[jdom-interest] detach() [eg]

philip.nelson at omniresources.com philip.nelson at omniresources.com
Wed Apr 18 06:38:24 PDT 2001


> There are a thousand or more ways to produce an ill-formed document
> using JDOM.  

I don't think there are, really!  I have been trying to exercise all the set
and add methods with bad data.  I have verified in excruciating detail that
the Verifier only allows valid xml characters, names and content.  My
intention is to take the entire suite of OASIS/NIST xml tests (at least
those I can get to parse) and run them through JDOM. If you see some other
big holes, bring 'em on!  I've already got 132 tests released, more in the
works (Document is next) and each tests contains from 2 to 20 assertions.
 
> Hopefully, all of them are programmer errors, like
> forgetting to add a root element to the document.  I can't think of a
> good excuse for shoehorning <a-random-element /> into the root
> position, in defiance of the expectations of the programmer who just
> emptied the document out *on purpose*, and I don't agree that
> well-formedness is a sufficiently good excuse--certainly not 
> as long as
> one can add children to elements that do not belong there (JPanel,
> java.sql.Connection, java.util.HashMap).

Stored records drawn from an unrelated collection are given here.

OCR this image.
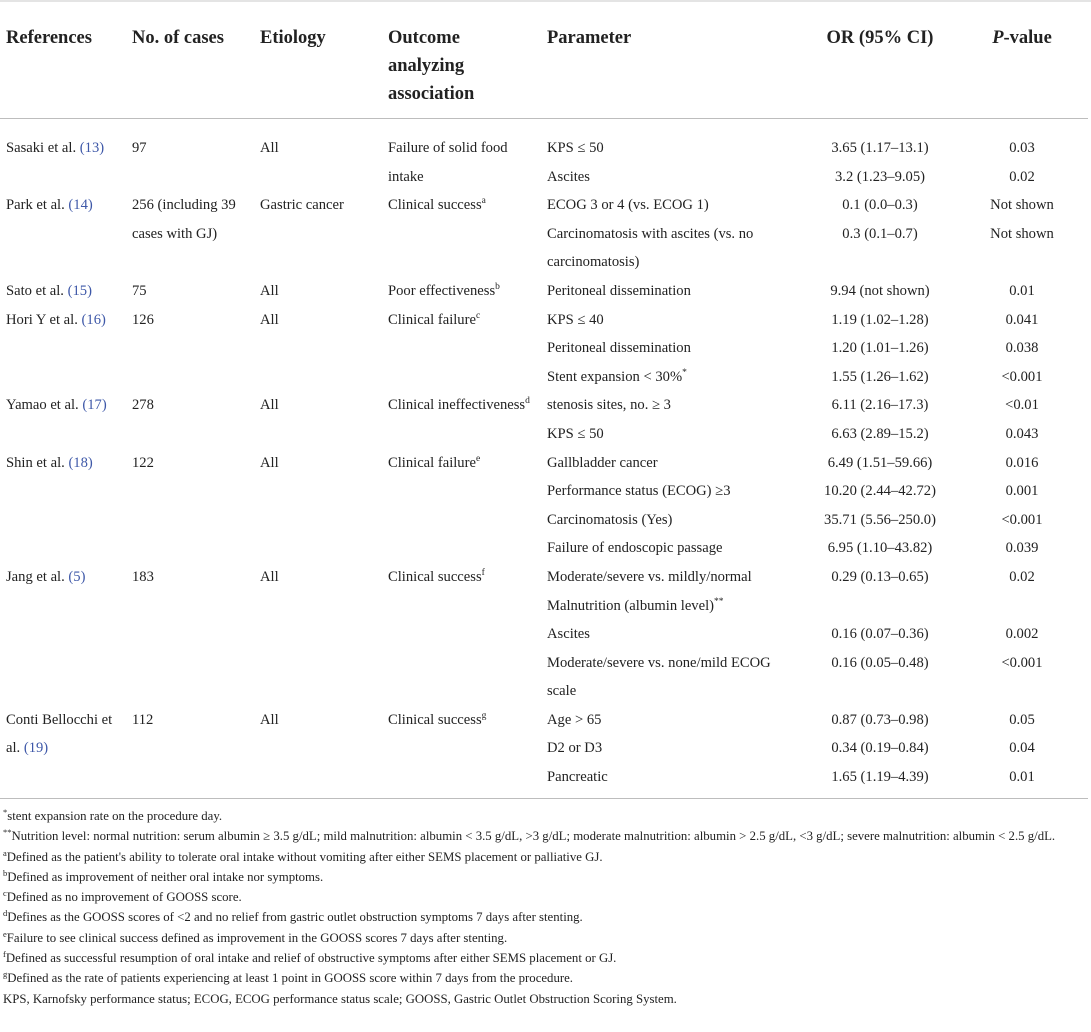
References	No. of cases	Etiology	Outcome analyzing association	Parameter	OR (95% CI)	P-value
Sasaki et al. (13)	97	All	Failure of solid food intake	KPS ≤ 50	3.65 (1.17–13.1)	0.03
				Ascites	3.2 (1.23–9.05)	0.02
Park et al. (14)	256 (including 39 cases with GJ)	Gastric cancer	Clinical success$^a$	ECOG 3 or 4 (vs. ECOG 1)	0.1 (0.0–0.3)	Not shown
				Carcinomatosis with ascites (vs. no carcinomatosis)	0.3 (0.1–0.7)	Not shown
Sato et al. (15)	75	All	Poor effectiveness$^b$	Peritoneal dissemination	9.94 (not shown)	0.01
Hori Y et al. (16)	126	All	Clinical failure$^c$	KPS ≤ 40	1.19 (1.02–1.28)	0.041
				Peritoneal dissemination	1.20 (1.01–1.26)	0.038
				Stent expansion < 30%*	1.55 (1.26–1.62)	<0.001
Yamao et al. (17)	278	All	Clinical ineffectiveness$^d$	stenosis sites, no. ≥ 3	6.11 (2.16–17.3)	<0.01
				KPS ≤ 50	6.63 (2.89–15.2)	0.043
Shin et al. (18)	122	All	Clinical failure$^e$	Gallbladder cancer	6.49 (1.51–59.66)	0.016
				Performance status (ECOG) ≥3	10.20 (2.44–42.72)	0.001
				Carcinomatosis (Yes)	35.71 (5.56–250.0)	<0.001
				Failure of endoscopic passage	6.95 (1.10–43.82)	0.039
Jang et al. (5)	183	All	Clinical success$^f$	Moderate/severe vs. mildly/normal Malnutrition (albumin level)**	0.29 (0.13–0.65)	0.02
				Ascites	0.16 (0.07–0.36)	0.002
				Moderate/severe vs. none/mild ECOG scale	0.16 (0.05–0.48)	<0.001
Conti Bellocchi et al. (19)	112	All	Clinical success$^g$	Age > 65	0.87 (0.73–0.98)	0.05
				D2 or D3	0.34 (0.19–0.84)	0.04
				Pancreatic	1.65 (1.19–4.39)	0.01

*stent expansion rate on the procedure day.

**Nutrition level: normal nutrition: serum albumin ≥ 3.5 g/dL; mild malnutrition: albumin < 3.5 g/dL, >3 g/dL; moderate malnutrition: albumin > 2.5 g/dL, <3 g/dL; severe malnutrition: albumin < 2.5 g/dL.

$^a$Defined as the patient's ability to tolerate oral intake without vomiting after either SEMS placement or palliative GJ.

$^b$Defined as improvement of neither oral intake nor symptoms.

$^c$Defined as no improvement of GOOSS score.

$^d$Defines as the GOOSS scores of <2 and no relief from gastric outlet obstruction symptoms 7 days after stenting.

$^e$Failure to see clinical success defined as improvement in the GOOSS scores 7 days after stenting.

$^f$Defined as successful resumption of oral intake and relief of obstructive symptoms after either SEMS placement or GJ.

$^g$Defined as the rate of patients experiencing at least 1 point in GOOSS score within 7 days from the procedure.

KPS, Karnofsky performance status; ECOG, ECOG performance status scale; GOOSS, Gastric Outlet Obstruction Scoring System.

You may not agree that it's worth it, but I don't agree that in JDOM's case
that the api is in defiance of the programmer's expectations.  Honestly, if
I did something stupid like expecting my document to ouput after I emptied
the content (naturally this would NEVER happen), I would find it far more
useful viewing the broken document had a <placeholder /> element than the
outputter throwing a NullPointerException that I would have to troubleshoot.
> 
> In other words, if we're going to enforce well-formedness, 
> then we have
> to enforce it (and in the process, take power and flexibility 
> away from
> the programmer; it always happens that if you dull a knife to keep it
> from cutting someone's hands, it's harder to cut the bread).  We have
> to enforce it *everywhere*, and not just here, in a place where it's
> easy.

Well danged if we don't have a sharp knife AND a big hammer!